The court in Flood helpfully set out the approach which would be taken by a court when faced with an application for third party disclosure. It is this approach which practitioners should consider before embarking on making an application. The court firstly highlighted the three stages which must to be considered by the courts before making an order. The first two stages are the requirements of CPR 31.17 as set out above. However, even if the first two stages may be met, the court may still exercise its residual discretion when considering whether or not to make the order.

The court observed that it was at this third stage that broader considerations came into play (as it did in Mr B's case) such as where the public interest lay and whether or not disclosure would infringe third party rights in relation, for example, to privacy or confidentiality.
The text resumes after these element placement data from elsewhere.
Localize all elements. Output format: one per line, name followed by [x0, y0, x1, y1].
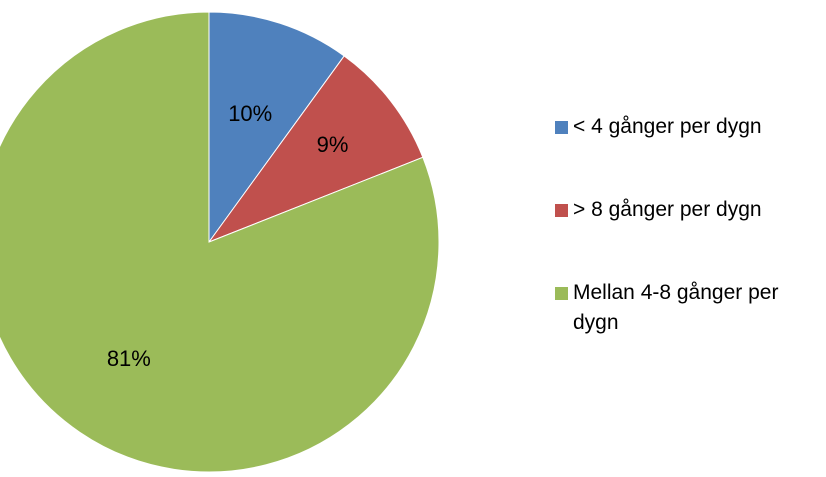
data-label-between-4-8: 81%	[107, 346, 151, 371]
pie-slice-between-4-8	[0, 11, 440, 473]
legend-label-over-8: > 8 gånger per dygn	[573, 198, 762, 221]
pie-slice-under-4	[208, 11, 345, 244]
data-label-under-4: 10%	[228, 101, 272, 126]
legend-item-between-4-8: Mellan 4-8 gånger per dygn	[555, 278, 823, 338]
legend-label-between-4-8: Mellan 4-8 gånger per dygn	[573, 281, 779, 334]
legend-item-under-4: < 4 gånger per dygn	[555, 112, 823, 142]
data-label-over-8: 9%	[317, 132, 349, 157]
legend-label-under-4: < 4 gånger per dygn	[573, 115, 762, 138]
legend-swatch-over-8	[555, 204, 568, 217]
legend: < 4 gånger per dygn > 8 gånger per dygn …	[555, 112, 823, 338]
pie-slice-over-8	[207, 55, 424, 244]
legend-swatch-under-4	[555, 121, 568, 134]
legend-item-over-8: > 8 gånger per dygn	[555, 195, 823, 225]
legend-swatch-between-4-8	[555, 287, 568, 300]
It is at this stage that the court will have to perform a careful balancing exercise between the various competing interests, and it is at this stage that unexpected problems may arise for an applicant.

Avoiding the pitfalls

Flood not only demonstrates some of the potential problems which a party seeking a third party disclosure may face, but also provides some guidance as to how to avoid some of the common pitfalls associated with making such applications '“ in particular, that the party making the application must ensure that such an application clearly and succinctly identifies only those documents which clearly fall within CPR 31.17.

Further, third party disclosure applications will need to be carefully drafted in order to cover only those documents which are relevant to the issues in the case, and practitioners would be strongly advised to carefully consider the statements of case in the proceedings to ascertain whether the documents they are seeking are actually relevant to the legal or factual arguments.

If this is neglected then a court will, as it did in Flood, refuse an application on the basis that it is far too wide and it may, consequently, be seen as though the applicant is simply going on a fishing expedition. Even if the documents do fall within CPR 31.17, careful consideration must be taken as to whether the order, if granted, may affect any third party rights and this will ultimately depend on the nature of each particular case.